Ks. Kazimierz Sowa*: Dół, poczucie porażki. Nieporównywalne z porażką Donalda Tuska w wyborach prezydenckich w 2005 r. Bo Tusk przegrał w ostrej walce. A o prezydencie Komorowskim byłem przekonany, że wygra. Zaskoczenie. Szok.
I niedowierzanie.
Jest stara zasada. Zawsze mówi się: jak to się stało, że wszyscy znajomi głosowali na tego samego kandydata, co ja, i przegraliśmy. Widocznie za mało mam znajomych (śmiech). Wieczorem, po ogłoszeniu wyników jedna posłanka PO odwróciła się do mnie i mówi: „No tak, dziesiątego każdego miesiąca teraz my będziemy musieli chodzić na to Krakowskie Przedmieście”. Tylko kto nam egzorcyzmy będzie odprawiał?
Reklama
Niewielu księży wspiera Bronisława Komorowskiego, w zasadzie już tylko ksiądz. Może jeszcze ks. Lemański.
Reklama
Nie przesadzajmy. Jeszcze Andrzej Luter, no i może ze dwóch, trzech biskupów. Wie pani, w moim przypadku polityka jest drugorzędną sprawą. Ważniejsze są relacje osobiste, towarzysko-rodzinne.

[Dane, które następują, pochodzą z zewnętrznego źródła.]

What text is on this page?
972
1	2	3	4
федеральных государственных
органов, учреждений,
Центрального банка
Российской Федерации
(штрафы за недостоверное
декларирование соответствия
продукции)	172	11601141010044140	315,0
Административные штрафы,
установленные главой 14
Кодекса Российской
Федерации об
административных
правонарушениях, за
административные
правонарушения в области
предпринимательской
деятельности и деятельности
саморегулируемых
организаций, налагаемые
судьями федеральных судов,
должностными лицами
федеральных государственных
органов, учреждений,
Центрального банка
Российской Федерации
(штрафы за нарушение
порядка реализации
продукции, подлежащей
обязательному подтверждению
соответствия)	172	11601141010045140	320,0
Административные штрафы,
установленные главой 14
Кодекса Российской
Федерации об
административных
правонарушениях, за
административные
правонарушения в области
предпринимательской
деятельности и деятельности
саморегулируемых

O bracie teraz ksiądz mówi, o marszałku województwa małopolskiego, odpowiedzialnym w Krakowie i okolicach za kampanię prezydenta Komorowskiego?
Nie, nie o bracie. Chodziłem do szkoły z ludźmi, którzy stali się politykami albo po prostu bardzo długo się znaliśmy. Z Pawłem Grasiem, Tomkiem Arabskim łączą mnie wieloletnie bliskie relacje. Z Bohdanem Klichem też. I jeszcze mogę poprawić, bo nigdy nie wyprę się znajomości, a w zasadzie bardziej zażyłych kontaktów, ze Sławkiem Nowakiem.
Nie wiem, czy jest się czym i kim chwalić.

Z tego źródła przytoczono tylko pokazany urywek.